La semana pasada dos de sus casinos fueron clausurados, por presunto lavado de dinero. Desde entonces, sus ataques han escalado. Ha insultado directamente a la presidenta Claudia Sheinbaum, e incluso ha sido señalado como uno de los artífices de la violencia que estalló en el Zócalo. En sus manos, la protesta fue combustible para un guion que necesita conflicto para sobrevivir.
El segundo es Alejandro Moreno, dirigente del PRI, un partido que redujo a patrimonio personal. La desbandada de cuadros históricos lo dejó rodeado apenas de quienes están dispuestos a aceptar su dominio. Investigado en Campeche por peculado, operaciones con recursos de procedencia ilícita y transferencias sospechosas que terminaron en cuentas familiares, Moreno ha preferido convertir sus escándalos en ataques contra el Gobierno federal.
Lo mismo ha acusado a Sheinbaum de encabezar un “narcogobierno” que ha promovido en Estados Unidos una narrativa de intervención, disfrazándose de demócrata perseguido. Su columna en El Universal, donde también escribe la excandidata presidencial Xóchitl Gálvez, es una plataforma para esa estrategia.
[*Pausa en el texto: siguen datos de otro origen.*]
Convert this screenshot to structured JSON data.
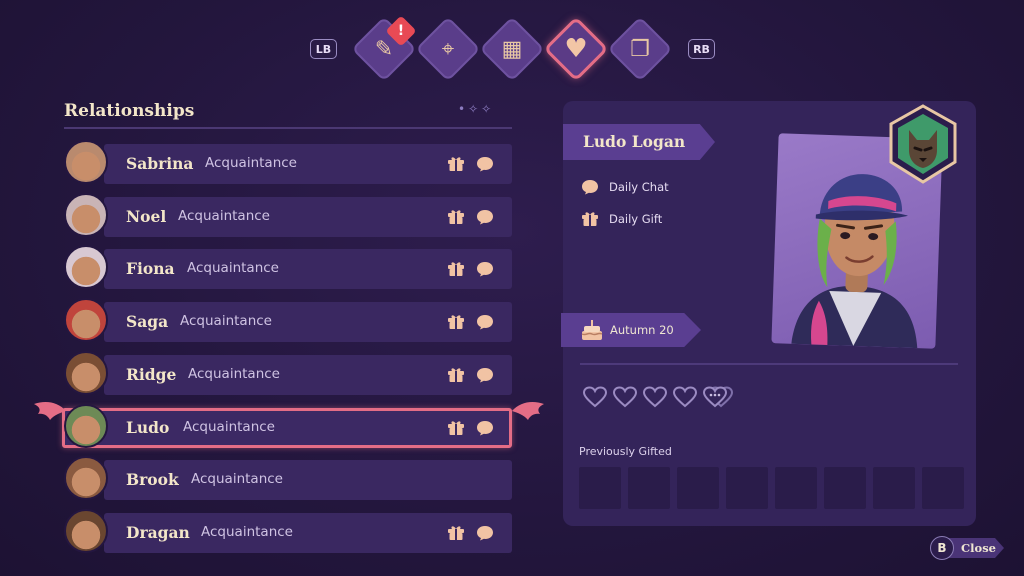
{
  "tabs": {
    "left_bumper": "LB",
    "right_bumper": "RB",
    "alert_mark": "!",
    "items": [
      {
        "icon": "quest-scroll-icon",
        "glyph": "✎",
        "active": false,
        "has_alert": true
      },
      {
        "icon": "map-icon",
        "glyph": "⌖",
        "active": false
      },
      {
        "icon": "calendar-icon",
        "glyph": "▦",
        "active": false
      },
      {
        "icon": "heart-icon",
        "glyph": "♥",
        "active": true
      },
      {
        "icon": "book-icon",
        "glyph": "❐",
        "active": false
      }
    ]
  },
  "relationships": {
    "title": "Relationships",
    "rows": [
      {
        "name": "Sabrina",
        "status": "Acquaintance",
        "gift": true,
        "chat": true,
        "selected": false,
        "avatar_color": "#b98a6e"
      },
      {
        "name": "Noel",
        "status": "Acquaintance",
        "gift": true,
        "chat": true,
        "selected": false,
        "avatar_color": "#c9b4b6"
      },
      {
        "name": "Fiona",
        "status": "Acquaintance",
        "gift": true,
        "chat": true,
        "selected": false,
        "avatar_color": "#d8c8d2"
      },
      {
        "name": "Saga",
        "status": "Acquaintance",
        "gift": true,
        "chat": true,
        "selected": false,
        "avatar_color": "#c0443c"
      },
      {
        "name": "Ridge",
        "status": "Acquaintance",
        "gift": true,
        "chat": true,
        "selected": false,
        "avatar_color": "#7a4e34"
      },
      {
        "name": "Ludo",
        "status": "Acquaintance",
        "gift": true,
        "chat": true,
        "selected": true,
        "avatar_color": "#6d8a56"
      },
      {
        "name": "Brook",
        "status": "Acquaintance",
        "gift": false,
        "chat": false,
        "selected": false,
        "avatar_color": "#8a5a40"
      },
      {
        "name": "Dragan",
        "status": "Acquaintance",
        "gift": true,
        "chat": true,
        "selected": false,
        "avatar_color": "#6a4630"
      }
    ]
  },
  "detail": {
    "name": "Ludo Logan",
    "tasks": {
      "chat": "Daily Chat",
      "gift": "Daily Gift"
    },
    "birthday": "Autumn 20",
    "hearts": 5,
    "previously_gifted_label": "Previously Gifted",
    "gift_slots": 8
  },
  "close": {
    "button": "B",
    "label": "Close"
  },
  "colors": {
    "accent": "#e46d86",
    "panel": "#34245a",
    "row": "#3a2861",
    "icon_peach": "#f1c3a4"
  }
}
El tercer actor es Claudio X. González Guajardo, heredero de una élite que prosperó durante los 36 años del ciclo neoliberal. Su ONG, Mexicanos contra la Corrupción y la Impunidad, se ha convertido en el centro de operaciones de campañas mediáticas contra la Cuarta Transformación. No es nuevo en esta táctica: su padre fue uno de los artífices de la guerra sucia contra López Obrador en 2006. El hijo sigue el guion con celo, insinuando incluso escenarios como el de 1973 en Chile, cuando un golpe de Estado derrocó a Allende. Los medios donde más presencia tiene son Reforma y El Universal.
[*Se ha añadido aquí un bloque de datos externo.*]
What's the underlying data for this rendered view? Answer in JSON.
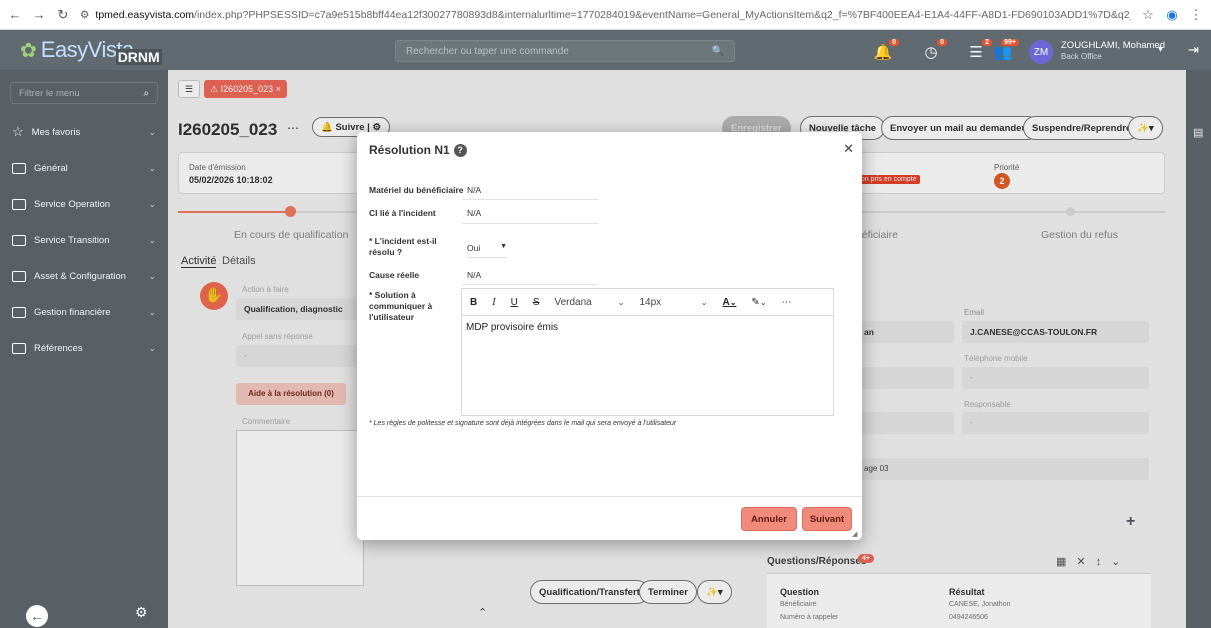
{
  "browser": {
    "url_domain": "tpmed.easyvista.com",
    "url_rest": "/index.php?PHPSESSID=c7a9e515b8bff44ea12f30027780893d8&internalurltime=1770284019&eventName=General_MyActionsItem&q2_f=%7BF400EEA4-E1A4-44FF-A8D1-FD690103ADD1%7D&q2_r=%7B43282140-F301-412C-A07F-73D8390..."
  },
  "header": {
    "logo_top": "EasyVista",
    "logo_bottom": "DRNM",
    "command_placeholder": "Rechercher ou taper une commande",
    "badges": [
      "0",
      "0",
      "2",
      "99+"
    ],
    "avatar": "ZM",
    "user_name": "ZOUGHLAMI, Mohamed",
    "user_role": "Back Office"
  },
  "sidebar": {
    "filter_placeholder": "Filtrer le menu",
    "favorites": "Mes favoris",
    "items": [
      {
        "label": "Général"
      },
      {
        "label": "Service Operation"
      },
      {
        "label": "Service Transition"
      },
      {
        "label": "Asset & Configuration"
      },
      {
        "label": "Gestion financière"
      },
      {
        "label": "Références"
      }
    ]
  },
  "tabs": {
    "ticket_tab": "I260205_023"
  },
  "ticket": {
    "id": "I260205_023",
    "follow": "Suivre",
    "actions": [
      "Enregistrer",
      "Nouvelle tâche",
      "Envoyer un mail au demandeur",
      "Suspendre/Reprendre"
    ],
    "date_label": "Date d'émission",
    "date_value": "05/02/2026 10:18:02",
    "status_tag": "non pris en compte",
    "priority_label": "Priorité",
    "priority_value": "2",
    "steps": [
      "En cours de qualification",
      "Bénéficiaire",
      "Gestion du refus"
    ],
    "tab_activity": "Activité",
    "tab_details": "Détails",
    "action_label": "Action à faire",
    "action_value": "Qualification, diagnostic",
    "call_label": "Appel sans réponse",
    "call_value": "-",
    "help_button": "Aide à la résolution (0)",
    "comment_label": "Commentaire",
    "email_label": "Email",
    "email_value": "J.CANESE@CCAS-TOULON.FR",
    "name_fragment": "an",
    "mobile_label": "Téléphone mobile",
    "responsable_label": "Responsable",
    "dash": "-",
    "site_value": "age 03",
    "qr_title": "Questions/Réponses",
    "qr_badge": "4+",
    "qr_col1": "Question",
    "qr_col2": "Résultat",
    "qr_rows": [
      {
        "q": "Bénéficiaire",
        "r": "CANESE, Jonathon"
      },
      {
        "q": "Numéro à rappeler",
        "r": "0494246506"
      }
    ],
    "bottom_buttons": [
      "Qualification/Transfert",
      "Terminer"
    ]
  },
  "modal": {
    "title": "Résolution N1",
    "fields": [
      {
        "label": "Matériel du bénéficiaire",
        "value": "N/A"
      },
      {
        "label": "CI lié à l'incident",
        "value": "N/A"
      }
    ],
    "resolved_label": "* L'incident est-il résolu ?",
    "resolved_value": "Oui",
    "cause_label": "Cause réelle",
    "cause_value": "N/A",
    "solution_label": "* Solution à communiquer à l'utilisateur",
    "editor_font": "Verdana",
    "editor_size": "14px",
    "editor_content": "MDP provisoire émis",
    "note": "* Les règles de politesse et signature sont déjà intégrées dans le mail qui sera envoyé à l'utilisateur",
    "cancel": "Annuler",
    "next": "Suivant"
  }
}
Tres figuras, tres estrategias que convergen en un patrón, que es el de la desinformación, el chantaje político y la amenaza directa como herramientas de oposición. Su interés no es el debate público ni la construcción democrática, sino recuperar privilegios perdidos. Por eso la marcha de la Generación Z era perfecta, una protesta juvenil, emocional, legítima, que podía ser moldeada para terminar en un episodio de ruptura nacional. Un final trágico habría sido útil. Un símbolo conveniente. Una bandera para demostrar que el país está fuera de control.
Pero la pregunta que queda en el aire es más amplia que la coyuntura: ¿cuánto poder pueden acumular tres adversarios dispuestos a incendiar lo que sea necesario para sostener su narrativa? ¿Y cuánta responsabilidad tienen los medios que les abren espacio sin cuestionar sus intenciones?
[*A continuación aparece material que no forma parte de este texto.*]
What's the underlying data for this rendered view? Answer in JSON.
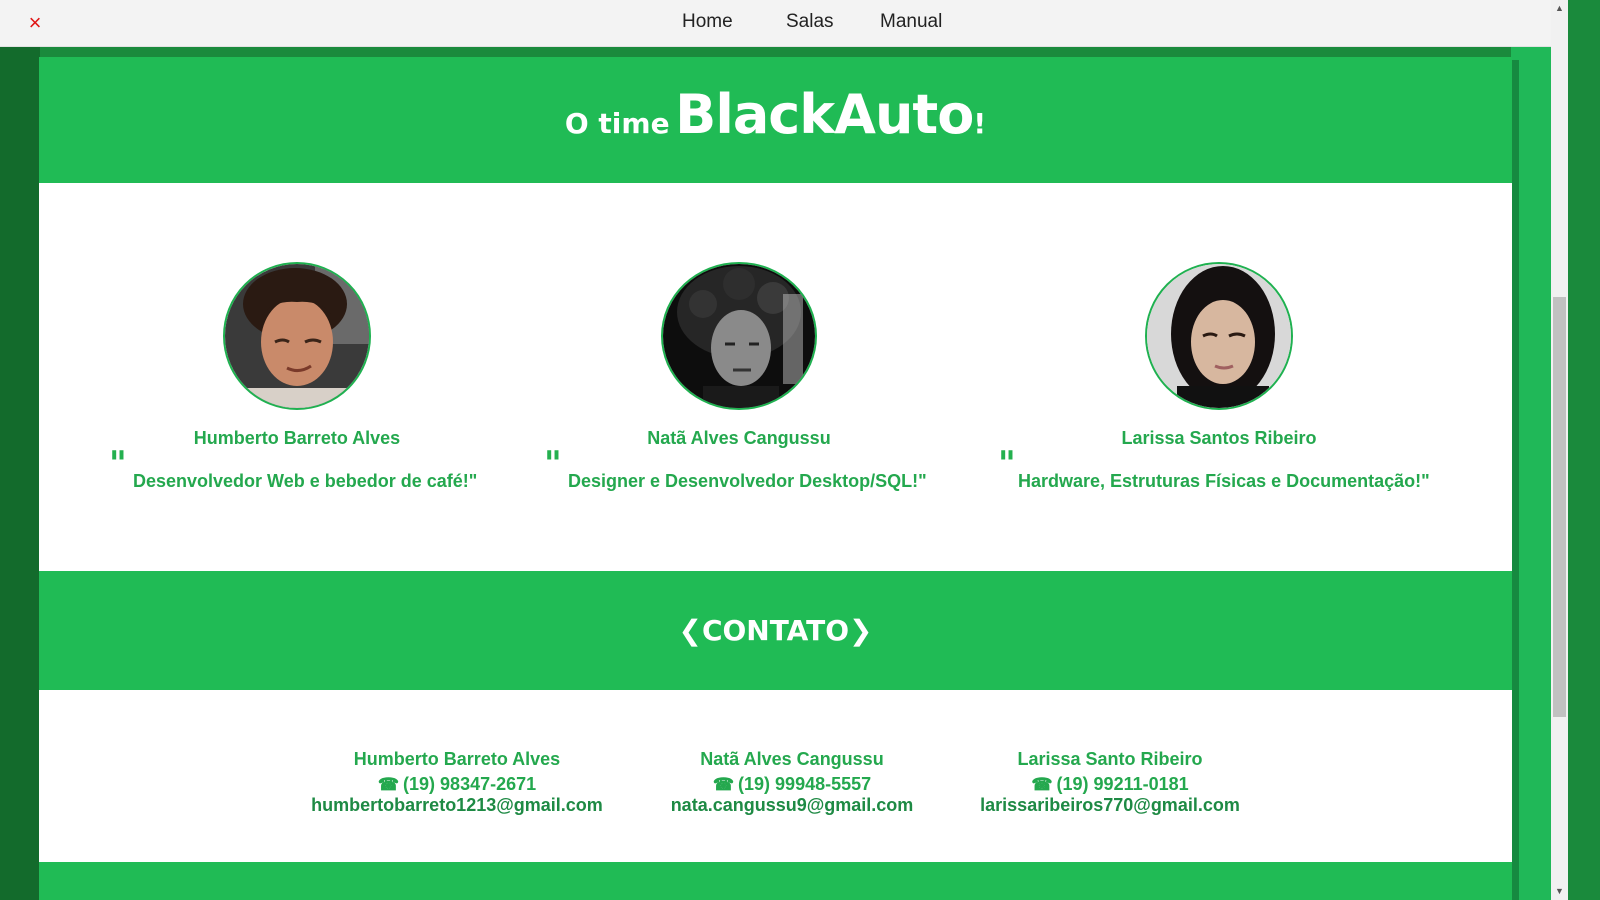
{
  "nav": {
    "close_icon": "×",
    "items": [
      {
        "label": "Home"
      },
      {
        "label": "Salas"
      },
      {
        "label": "Manual"
      }
    ]
  },
  "team": {
    "title_prefix": "O time",
    "brand": "BlackAuto",
    "title_suffix": "!",
    "quote_mark": "\"",
    "members": [
      {
        "name": "Humberto Barreto Alves",
        "quote": "Desenvolvedor Web e bebedor de café!\""
      },
      {
        "name": "Natã Alves Cangussu",
        "quote": "Designer e Desenvolvedor Desktop/SQL!\""
      },
      {
        "name": "Larissa Santos Ribeiro",
        "quote": "Hardware, Estruturas Físicas e Documentação!\""
      }
    ]
  },
  "contact": {
    "title": "❮CONTATO❯",
    "phone_icon": "☎",
    "people": [
      {
        "name": "Humberto Barreto Alves",
        "phone": "(19) 98347-2671",
        "email": "humbertobarreto1213@gmail.com"
      },
      {
        "name": "Natã Alves Cangussu",
        "phone": "(19) 99948-5557",
        "email": "nata.cangussu9@gmail.com"
      },
      {
        "name": "Larissa Santo Ribeiro",
        "phone": "(19) 99211-0181",
        "email": "larissaribeiros770@gmail.com"
      }
    ]
  },
  "colors": {
    "accent_green": "#20bb55",
    "text_green": "#24a84e",
    "dark_green": "#136b2c",
    "close_red": "#e01515"
  },
  "scrollbar": {
    "up_icon": "▲",
    "down_icon": "▼"
  }
}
Al final, el verdadero debate no es sobre oposición, sino sobre límites. México necesita discrepancia, sí, pero no una que florezca sobre la mentira y la manipulación. La democracia exige contrapesos, no sabotajes. Y cuando los opositores más ruidosos son también quienes más perdieron con el fin del viejo régimen, conviene preguntarse si su enojo nace del país… o de sus propios bolsillos.
El Universal y Reforma
Durante los gobiernos de Vicente Fox, Felipe Calderón y Enrique Peña Nieto, varios medios mexicanos operaron bajo una lógica donde la publicidad oficial definía buena parte de su estabilidad financiera y, en consecuencia, de su narrativa pública. No es casual que uno de los periódicos más influyentes del país, El Universal, recibiera más de 2 mil 092 millones de pesos en esos tres sexenios, de acuerdo con la información dada a conocer por la Presidencia de la República el 4 de agosto de 2021. Ese flujo millonario no solo garantizaba ingresos: moldeaba prioridades editoriales, suavizaba críticas y mantenía una relación política cómoda entre prensa y poder.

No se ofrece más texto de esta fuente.